先述した通り、早大政経の20年入試改革の発表があったが、ここにいわゆるeポートフォリオについて、「選抜には用いないが提出を求める」ということが書かれていた。これは即ち、eポートフォリオが24年に導入される可能性が強まった、と言えると思う。
eポートフォリオは、文部科学省が高大接続改革のツールとして進めている取り組みで、生徒自身が記入し、達成した業績を振り返り(リフレクティブ)、これを記述して、学習の内発的動機付けを促しつつ、どのような学びがあったかを申告させるものである。従来の内申書は先生が記述し評価するものであったのに対して、何らかの業績について生徒自身がそこで完結することなく、課題発見があり、それに基づいた課題追求がある、という学びを記述することになる。
こうした学びは「探究」と呼ばれており、「PBL(プロジェクト・ベースト・ラーニング)」として示されたり、あるいは学界なり研究会ないし行事におけるプレゼンテーションとして実際にはとり入れられるが、これはどのようにカリキュラムデザインされるかは、学校に、あるいは学校を通じた主催団体に委ねられる。
事例としては、玉川、開智日本橋、昌平、茗渓などIB(国際バカロレア)校や、SSHないし品川女子、佼成女子、昭和女子大附属などSGH事業指定校で、あるいは東工大、神奈川大との連携事業として少しずつ実現している。

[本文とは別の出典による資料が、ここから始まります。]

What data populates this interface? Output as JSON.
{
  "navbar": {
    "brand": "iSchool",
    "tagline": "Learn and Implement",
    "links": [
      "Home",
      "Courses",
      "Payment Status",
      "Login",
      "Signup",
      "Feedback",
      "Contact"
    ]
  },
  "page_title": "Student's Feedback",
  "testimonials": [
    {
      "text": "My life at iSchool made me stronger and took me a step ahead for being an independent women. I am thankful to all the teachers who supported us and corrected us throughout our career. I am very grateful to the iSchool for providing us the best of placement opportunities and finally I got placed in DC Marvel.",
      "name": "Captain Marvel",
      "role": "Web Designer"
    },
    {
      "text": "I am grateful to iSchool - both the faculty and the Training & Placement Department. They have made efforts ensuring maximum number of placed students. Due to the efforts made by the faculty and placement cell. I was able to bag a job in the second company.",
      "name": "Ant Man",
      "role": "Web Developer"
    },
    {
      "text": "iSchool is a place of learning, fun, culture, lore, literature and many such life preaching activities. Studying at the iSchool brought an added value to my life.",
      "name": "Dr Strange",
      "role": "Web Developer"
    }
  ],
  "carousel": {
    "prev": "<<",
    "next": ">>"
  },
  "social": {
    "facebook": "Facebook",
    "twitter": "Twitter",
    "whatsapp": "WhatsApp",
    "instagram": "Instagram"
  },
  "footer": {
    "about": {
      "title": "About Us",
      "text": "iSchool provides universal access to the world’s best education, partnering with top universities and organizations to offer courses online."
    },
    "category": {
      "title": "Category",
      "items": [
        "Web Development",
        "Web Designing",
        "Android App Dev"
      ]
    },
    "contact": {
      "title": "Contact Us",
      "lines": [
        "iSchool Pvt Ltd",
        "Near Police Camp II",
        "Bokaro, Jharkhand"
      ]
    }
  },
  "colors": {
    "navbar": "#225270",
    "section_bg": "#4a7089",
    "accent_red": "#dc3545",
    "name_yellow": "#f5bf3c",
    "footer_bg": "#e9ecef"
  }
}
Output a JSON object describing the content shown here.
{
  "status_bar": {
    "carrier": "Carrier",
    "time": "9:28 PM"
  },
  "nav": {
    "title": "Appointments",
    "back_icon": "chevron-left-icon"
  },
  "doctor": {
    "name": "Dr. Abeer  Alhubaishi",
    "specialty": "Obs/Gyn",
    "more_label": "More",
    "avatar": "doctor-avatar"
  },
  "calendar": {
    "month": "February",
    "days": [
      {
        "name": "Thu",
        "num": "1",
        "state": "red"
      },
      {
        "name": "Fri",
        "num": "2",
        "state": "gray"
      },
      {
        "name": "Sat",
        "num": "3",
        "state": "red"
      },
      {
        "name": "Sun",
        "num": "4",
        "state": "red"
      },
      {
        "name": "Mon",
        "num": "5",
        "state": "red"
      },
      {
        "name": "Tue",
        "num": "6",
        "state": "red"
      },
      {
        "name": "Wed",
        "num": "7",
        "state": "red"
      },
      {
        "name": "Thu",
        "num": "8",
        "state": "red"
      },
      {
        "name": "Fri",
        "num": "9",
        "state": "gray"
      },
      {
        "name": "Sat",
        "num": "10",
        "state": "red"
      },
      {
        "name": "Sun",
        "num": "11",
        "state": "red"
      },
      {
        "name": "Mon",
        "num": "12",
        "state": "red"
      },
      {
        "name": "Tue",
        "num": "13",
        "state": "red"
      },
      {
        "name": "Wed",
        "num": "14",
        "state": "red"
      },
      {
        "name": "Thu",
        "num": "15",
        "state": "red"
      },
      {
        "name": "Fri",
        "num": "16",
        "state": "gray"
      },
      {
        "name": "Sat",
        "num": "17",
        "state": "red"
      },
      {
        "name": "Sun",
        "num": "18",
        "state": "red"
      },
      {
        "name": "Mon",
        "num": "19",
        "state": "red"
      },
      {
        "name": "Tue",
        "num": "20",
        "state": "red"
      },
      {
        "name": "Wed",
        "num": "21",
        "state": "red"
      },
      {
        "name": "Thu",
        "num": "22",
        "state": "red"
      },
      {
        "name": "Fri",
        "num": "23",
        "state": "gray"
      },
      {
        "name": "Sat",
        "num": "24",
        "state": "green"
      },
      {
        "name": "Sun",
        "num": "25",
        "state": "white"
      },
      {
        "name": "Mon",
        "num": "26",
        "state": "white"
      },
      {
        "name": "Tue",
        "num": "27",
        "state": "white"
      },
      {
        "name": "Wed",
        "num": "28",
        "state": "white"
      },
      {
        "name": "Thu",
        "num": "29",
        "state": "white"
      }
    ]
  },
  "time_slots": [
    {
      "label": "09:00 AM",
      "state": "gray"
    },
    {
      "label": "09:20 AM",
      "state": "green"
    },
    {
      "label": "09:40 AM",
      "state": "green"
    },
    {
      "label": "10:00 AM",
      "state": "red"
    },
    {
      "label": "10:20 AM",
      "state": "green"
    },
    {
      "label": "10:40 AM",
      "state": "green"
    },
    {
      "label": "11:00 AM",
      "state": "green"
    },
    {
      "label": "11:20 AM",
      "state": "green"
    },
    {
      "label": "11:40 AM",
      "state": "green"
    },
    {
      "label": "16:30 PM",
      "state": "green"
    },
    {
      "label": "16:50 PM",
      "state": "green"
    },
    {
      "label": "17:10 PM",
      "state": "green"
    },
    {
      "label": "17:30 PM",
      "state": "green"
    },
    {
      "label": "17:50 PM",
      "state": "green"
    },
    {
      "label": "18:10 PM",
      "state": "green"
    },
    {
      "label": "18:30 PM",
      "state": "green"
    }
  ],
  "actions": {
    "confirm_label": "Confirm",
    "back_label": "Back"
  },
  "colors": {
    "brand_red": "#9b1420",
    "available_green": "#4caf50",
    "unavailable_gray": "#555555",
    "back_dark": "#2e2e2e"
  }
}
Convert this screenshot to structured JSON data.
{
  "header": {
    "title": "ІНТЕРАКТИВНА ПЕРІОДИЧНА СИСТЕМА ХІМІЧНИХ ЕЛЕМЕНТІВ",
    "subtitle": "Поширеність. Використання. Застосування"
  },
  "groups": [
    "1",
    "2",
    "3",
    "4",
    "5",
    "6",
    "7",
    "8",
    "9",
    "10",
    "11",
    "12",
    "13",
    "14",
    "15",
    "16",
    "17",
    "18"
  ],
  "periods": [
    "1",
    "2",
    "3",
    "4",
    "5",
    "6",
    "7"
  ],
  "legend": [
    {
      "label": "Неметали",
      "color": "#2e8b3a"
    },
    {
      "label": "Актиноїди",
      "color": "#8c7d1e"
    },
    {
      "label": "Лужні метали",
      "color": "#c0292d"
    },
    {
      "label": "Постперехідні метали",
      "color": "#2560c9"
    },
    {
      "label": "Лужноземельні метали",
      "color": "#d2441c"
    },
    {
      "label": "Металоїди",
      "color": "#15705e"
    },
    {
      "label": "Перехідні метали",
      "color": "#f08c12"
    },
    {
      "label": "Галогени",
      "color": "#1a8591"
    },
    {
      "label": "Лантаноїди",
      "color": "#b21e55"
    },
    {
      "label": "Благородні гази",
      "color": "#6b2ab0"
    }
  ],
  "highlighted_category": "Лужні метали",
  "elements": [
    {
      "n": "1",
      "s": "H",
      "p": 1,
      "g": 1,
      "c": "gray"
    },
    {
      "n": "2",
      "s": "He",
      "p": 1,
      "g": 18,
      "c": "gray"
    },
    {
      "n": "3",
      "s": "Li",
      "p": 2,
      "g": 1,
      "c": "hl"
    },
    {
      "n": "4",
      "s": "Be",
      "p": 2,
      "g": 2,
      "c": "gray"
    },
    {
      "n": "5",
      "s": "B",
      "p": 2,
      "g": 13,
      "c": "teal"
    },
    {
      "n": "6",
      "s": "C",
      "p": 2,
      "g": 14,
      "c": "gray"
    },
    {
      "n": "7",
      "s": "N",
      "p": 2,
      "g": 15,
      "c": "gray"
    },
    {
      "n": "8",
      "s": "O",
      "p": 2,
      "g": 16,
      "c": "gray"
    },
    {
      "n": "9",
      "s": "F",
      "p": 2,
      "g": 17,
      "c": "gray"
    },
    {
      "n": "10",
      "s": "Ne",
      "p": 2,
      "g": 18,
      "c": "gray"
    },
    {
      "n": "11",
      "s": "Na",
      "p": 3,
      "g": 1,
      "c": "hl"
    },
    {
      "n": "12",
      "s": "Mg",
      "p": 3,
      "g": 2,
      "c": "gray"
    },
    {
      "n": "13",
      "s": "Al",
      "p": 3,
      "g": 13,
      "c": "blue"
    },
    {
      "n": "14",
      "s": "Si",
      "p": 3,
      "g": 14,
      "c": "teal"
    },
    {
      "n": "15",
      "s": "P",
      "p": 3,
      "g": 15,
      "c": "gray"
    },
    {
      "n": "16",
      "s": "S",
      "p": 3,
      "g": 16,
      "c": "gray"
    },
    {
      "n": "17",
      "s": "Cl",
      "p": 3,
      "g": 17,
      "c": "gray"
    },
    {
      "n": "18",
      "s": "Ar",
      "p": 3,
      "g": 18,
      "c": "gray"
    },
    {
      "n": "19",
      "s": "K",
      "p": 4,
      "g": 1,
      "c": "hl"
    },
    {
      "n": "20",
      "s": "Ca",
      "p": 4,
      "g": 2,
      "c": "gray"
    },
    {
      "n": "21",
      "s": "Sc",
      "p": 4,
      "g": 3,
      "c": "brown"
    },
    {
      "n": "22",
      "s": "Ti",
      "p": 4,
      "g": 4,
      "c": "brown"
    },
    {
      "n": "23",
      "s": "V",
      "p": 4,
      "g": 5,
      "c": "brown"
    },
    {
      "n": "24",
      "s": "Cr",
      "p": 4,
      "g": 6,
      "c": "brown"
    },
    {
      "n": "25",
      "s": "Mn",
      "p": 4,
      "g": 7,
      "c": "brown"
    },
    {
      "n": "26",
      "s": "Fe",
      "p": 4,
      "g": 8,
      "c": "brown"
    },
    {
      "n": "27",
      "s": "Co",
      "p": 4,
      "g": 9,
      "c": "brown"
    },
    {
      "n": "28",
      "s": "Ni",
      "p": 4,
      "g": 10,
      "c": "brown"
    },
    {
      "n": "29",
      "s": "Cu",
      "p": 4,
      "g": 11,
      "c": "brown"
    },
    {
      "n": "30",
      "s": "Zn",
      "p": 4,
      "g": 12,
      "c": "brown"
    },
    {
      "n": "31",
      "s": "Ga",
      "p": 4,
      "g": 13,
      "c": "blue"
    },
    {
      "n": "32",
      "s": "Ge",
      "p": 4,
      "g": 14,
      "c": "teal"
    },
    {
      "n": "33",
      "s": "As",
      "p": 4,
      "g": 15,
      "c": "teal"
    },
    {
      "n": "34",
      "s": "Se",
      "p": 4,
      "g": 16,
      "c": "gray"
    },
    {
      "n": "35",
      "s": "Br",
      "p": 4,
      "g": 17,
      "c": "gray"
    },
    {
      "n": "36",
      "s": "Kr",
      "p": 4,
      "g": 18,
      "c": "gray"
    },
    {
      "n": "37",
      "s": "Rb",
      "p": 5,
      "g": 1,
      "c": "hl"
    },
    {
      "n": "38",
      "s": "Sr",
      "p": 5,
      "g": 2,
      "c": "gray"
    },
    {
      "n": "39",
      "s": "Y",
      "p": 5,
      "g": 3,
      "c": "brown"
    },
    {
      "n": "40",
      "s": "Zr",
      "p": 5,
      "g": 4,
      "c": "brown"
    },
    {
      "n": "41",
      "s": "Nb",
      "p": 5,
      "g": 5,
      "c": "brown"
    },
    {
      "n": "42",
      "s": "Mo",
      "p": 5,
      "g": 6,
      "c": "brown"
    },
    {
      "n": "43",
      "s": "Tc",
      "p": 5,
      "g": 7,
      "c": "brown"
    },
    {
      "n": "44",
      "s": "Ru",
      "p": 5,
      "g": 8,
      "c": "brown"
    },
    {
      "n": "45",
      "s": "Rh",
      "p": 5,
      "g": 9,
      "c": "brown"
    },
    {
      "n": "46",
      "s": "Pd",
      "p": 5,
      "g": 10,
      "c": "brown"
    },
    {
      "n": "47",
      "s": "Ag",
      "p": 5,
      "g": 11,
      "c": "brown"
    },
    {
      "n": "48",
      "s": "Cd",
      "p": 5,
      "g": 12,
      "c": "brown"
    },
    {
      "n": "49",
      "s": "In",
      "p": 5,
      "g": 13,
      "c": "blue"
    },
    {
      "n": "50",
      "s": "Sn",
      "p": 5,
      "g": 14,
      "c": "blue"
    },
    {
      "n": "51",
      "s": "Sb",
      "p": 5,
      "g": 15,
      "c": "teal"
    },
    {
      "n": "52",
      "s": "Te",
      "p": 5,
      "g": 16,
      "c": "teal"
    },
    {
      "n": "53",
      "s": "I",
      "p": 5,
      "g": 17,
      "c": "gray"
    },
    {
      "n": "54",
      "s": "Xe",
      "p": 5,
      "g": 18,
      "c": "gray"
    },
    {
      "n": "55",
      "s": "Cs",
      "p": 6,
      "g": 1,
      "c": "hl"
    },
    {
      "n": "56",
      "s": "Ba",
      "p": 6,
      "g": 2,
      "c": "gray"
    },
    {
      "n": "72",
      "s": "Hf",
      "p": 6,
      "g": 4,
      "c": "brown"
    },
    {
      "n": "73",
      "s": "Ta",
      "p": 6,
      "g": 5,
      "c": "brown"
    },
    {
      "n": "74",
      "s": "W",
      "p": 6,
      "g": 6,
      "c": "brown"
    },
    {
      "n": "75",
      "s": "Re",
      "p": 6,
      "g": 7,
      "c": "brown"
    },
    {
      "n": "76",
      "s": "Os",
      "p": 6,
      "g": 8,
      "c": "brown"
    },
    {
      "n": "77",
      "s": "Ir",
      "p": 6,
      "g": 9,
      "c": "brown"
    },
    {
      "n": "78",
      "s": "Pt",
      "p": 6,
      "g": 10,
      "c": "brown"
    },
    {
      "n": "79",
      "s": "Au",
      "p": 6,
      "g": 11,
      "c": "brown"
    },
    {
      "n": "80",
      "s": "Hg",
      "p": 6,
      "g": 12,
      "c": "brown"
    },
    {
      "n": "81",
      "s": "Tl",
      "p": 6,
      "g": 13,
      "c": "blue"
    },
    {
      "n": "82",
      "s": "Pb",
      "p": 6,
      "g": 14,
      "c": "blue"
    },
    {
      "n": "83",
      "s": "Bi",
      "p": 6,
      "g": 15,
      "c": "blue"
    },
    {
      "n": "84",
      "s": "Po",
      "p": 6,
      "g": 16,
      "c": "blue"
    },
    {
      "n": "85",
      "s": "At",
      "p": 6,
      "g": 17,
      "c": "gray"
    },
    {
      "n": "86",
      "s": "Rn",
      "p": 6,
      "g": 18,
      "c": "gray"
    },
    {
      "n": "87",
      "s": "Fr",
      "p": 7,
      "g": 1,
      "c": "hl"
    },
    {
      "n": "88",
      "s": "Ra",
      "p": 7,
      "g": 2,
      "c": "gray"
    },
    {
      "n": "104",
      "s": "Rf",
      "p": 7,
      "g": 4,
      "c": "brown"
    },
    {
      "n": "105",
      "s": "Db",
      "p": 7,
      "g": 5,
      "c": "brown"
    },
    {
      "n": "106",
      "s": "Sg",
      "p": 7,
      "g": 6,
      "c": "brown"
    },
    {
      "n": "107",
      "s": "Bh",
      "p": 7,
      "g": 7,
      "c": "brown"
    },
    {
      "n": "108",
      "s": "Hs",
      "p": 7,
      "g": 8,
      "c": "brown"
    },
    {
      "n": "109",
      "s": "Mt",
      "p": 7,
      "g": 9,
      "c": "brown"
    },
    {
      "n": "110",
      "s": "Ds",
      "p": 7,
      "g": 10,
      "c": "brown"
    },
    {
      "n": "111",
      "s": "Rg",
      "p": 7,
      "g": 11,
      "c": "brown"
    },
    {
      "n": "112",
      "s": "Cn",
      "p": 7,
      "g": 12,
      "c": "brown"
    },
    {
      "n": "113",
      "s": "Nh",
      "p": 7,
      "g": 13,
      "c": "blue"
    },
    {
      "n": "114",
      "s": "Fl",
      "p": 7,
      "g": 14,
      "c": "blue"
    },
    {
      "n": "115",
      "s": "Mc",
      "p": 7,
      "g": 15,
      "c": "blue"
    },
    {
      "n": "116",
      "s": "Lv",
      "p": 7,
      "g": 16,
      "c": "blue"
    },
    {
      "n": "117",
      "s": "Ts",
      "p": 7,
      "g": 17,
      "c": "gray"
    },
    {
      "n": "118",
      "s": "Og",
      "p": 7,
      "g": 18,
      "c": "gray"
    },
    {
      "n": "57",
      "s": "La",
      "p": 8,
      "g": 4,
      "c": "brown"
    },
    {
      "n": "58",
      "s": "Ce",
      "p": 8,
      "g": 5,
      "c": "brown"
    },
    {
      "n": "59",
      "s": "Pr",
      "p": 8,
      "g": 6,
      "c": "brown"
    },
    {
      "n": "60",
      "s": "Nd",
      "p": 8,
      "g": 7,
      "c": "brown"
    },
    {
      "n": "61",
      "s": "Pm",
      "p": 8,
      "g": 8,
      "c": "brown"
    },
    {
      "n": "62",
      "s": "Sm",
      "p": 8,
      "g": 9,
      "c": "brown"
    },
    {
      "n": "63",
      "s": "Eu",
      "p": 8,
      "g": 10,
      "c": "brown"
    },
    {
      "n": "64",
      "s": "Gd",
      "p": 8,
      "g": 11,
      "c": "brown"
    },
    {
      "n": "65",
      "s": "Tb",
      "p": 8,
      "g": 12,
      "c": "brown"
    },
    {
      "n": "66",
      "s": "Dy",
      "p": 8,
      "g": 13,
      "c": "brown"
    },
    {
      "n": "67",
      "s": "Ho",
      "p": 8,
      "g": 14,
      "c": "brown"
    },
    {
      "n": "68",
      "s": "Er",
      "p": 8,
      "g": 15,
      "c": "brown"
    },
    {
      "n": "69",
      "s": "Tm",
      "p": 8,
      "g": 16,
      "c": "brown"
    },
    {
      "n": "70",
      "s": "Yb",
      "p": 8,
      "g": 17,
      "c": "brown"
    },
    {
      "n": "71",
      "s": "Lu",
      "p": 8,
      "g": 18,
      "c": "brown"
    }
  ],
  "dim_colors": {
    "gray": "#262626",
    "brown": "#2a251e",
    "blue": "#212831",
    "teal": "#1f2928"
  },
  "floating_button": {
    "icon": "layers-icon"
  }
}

募集上では、インター系といわれる海外大学進学も意識した広尾学園や三田国際学園など、新進の学校の人気が高止まりしているが、文化学園大杉並のダブルディプロマによるカナダの大学への進学、佼成女子のロンドン大学、大妻の英UCLなどとの提携や、武蔵学園が新規巻き返しで始めたRED(リサーチ、エッセイ、ディスカッション)プログラムなど、多彩なプログラムも今後は広がりをみせるのではないだろうか。
19年の新規開校中学は大宮国際(さいたま市立)と細田学園などいずれも埼玉県。新しい大学高校接続時代をにらんでどのような施策をみせるか期待される。
なお、2月3日が日曜日で、東洋英和などミッション系の学校が2日に移動するが、日曜日のための新しい入試もいろいろ試みられることだろう。